Porter Goss’ torture relativism

About a month ago, Mark Kleiman noted how extraordinary it is that conservatives “reject moral relativism and insist on the black-and-white difference between good and evil” except “when it comes to torture.” It has to be equally extraordinary when the director of the CIA does it, too.

Director Porter Goss sat down with Charlie Gibson on ABC’s Good Morning America this week and said, in all seriousness, that torture “is in the eye of the beholder.”

Gibson: Let me ask you about torture. You said the other day, “The CIA does not do torture.” Correct?

Goss: That is correct.

Gibson: How do you define it?

Goss: Well, I define torture probably the way most people would: in the eyes of the beholder. What we do does not come close because torture, in terms of inflicting pain or something like that, physical pain or causing a disability, those kinds of things that probably would be a common definition for most Americans, sort of, you know it when you see it, we don’t do that because it doesn’t get what you want.

Yeah, that ought to clear things up nicely.

Post Script: In the same interview, Goss, who told Time magazine earlier this year that he has an “excellent idea” about Osama bin Laden’s whereabouts, responded to a question about the difficulty in tracking down the most sought after terrorist masterminds in the world.

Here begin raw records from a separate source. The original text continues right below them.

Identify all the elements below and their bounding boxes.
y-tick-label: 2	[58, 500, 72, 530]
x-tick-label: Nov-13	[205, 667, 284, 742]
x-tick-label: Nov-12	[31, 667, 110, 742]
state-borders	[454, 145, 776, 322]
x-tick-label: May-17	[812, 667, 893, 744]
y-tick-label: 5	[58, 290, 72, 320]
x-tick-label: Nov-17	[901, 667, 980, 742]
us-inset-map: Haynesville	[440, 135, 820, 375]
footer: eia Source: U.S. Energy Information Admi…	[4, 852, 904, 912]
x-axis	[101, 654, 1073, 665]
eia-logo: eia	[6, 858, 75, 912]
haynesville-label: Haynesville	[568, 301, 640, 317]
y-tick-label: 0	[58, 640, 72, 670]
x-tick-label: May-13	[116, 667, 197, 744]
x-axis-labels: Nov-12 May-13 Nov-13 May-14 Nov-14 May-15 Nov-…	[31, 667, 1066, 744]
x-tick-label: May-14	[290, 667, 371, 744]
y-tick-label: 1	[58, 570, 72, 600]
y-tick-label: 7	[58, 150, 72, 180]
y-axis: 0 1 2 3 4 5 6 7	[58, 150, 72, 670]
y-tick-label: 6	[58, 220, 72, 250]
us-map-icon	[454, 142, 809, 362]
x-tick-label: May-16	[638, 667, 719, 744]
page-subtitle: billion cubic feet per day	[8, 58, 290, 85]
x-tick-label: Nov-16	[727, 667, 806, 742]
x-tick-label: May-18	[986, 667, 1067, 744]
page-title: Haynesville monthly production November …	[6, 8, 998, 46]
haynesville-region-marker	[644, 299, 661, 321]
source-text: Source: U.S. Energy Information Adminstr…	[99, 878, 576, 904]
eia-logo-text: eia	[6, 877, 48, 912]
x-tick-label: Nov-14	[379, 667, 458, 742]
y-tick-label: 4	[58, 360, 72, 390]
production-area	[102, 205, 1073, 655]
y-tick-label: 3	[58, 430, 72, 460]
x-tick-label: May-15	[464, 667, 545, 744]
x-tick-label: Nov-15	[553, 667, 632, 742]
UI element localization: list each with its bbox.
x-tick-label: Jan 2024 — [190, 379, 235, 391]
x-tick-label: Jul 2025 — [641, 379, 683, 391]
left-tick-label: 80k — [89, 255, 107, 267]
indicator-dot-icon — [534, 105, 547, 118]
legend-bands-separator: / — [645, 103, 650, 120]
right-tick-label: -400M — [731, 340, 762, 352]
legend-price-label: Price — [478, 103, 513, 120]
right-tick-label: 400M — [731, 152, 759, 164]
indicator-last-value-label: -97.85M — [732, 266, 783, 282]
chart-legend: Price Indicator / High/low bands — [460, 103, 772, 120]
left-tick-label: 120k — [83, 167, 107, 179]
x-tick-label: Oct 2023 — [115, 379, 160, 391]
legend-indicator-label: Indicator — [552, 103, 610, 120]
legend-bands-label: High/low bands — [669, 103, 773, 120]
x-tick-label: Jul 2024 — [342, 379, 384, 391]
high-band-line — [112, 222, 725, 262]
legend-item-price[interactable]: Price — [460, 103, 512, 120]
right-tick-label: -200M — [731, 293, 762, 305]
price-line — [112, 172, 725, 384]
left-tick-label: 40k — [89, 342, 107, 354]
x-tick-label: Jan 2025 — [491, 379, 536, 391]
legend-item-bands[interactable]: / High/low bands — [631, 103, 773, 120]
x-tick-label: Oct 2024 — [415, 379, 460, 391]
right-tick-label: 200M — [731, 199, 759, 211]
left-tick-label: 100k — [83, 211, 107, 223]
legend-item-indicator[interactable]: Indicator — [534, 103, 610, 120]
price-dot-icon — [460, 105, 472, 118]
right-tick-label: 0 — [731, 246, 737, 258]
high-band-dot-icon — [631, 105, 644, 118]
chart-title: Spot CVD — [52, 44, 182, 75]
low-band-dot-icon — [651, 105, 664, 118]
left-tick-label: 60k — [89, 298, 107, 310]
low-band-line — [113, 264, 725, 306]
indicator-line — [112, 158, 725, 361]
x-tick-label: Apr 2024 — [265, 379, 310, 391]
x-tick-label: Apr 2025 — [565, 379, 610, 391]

Gibson: Just in the last 24 hours I asked a number of people, “How do you judge the agency? And what’s the litmus test to judge the agency’s effectiveness now?” And they all said to me in differing forms, “Why can’t they find two men, bin Laden or al-Zarqawi?”

Goss: Well, primarily because they don’t want us to find them and they’re going to great lengths to make sure we don’t find them.

Oh, so that’s why.

Torture = Pornography?

“I don’t know what it is, but I know it when I see it…” Or I can ignore it when I choose to.

What bullshit.

  • Does the General Pace/Rumsfeld mini-debate on abuse have any implications for soldiers who witness abuse by CIA agents?

  • Having dealt personally (if indirectly) with this fool in earlier incarnations, the problem isn’t just that he’s stupid, but that he’s stupid and doesn’t know when to shut up, as y’all can now see. Why anyone thought he should be permitted near anything important is impossible to say, unless it was to make the President feel smart by comparison.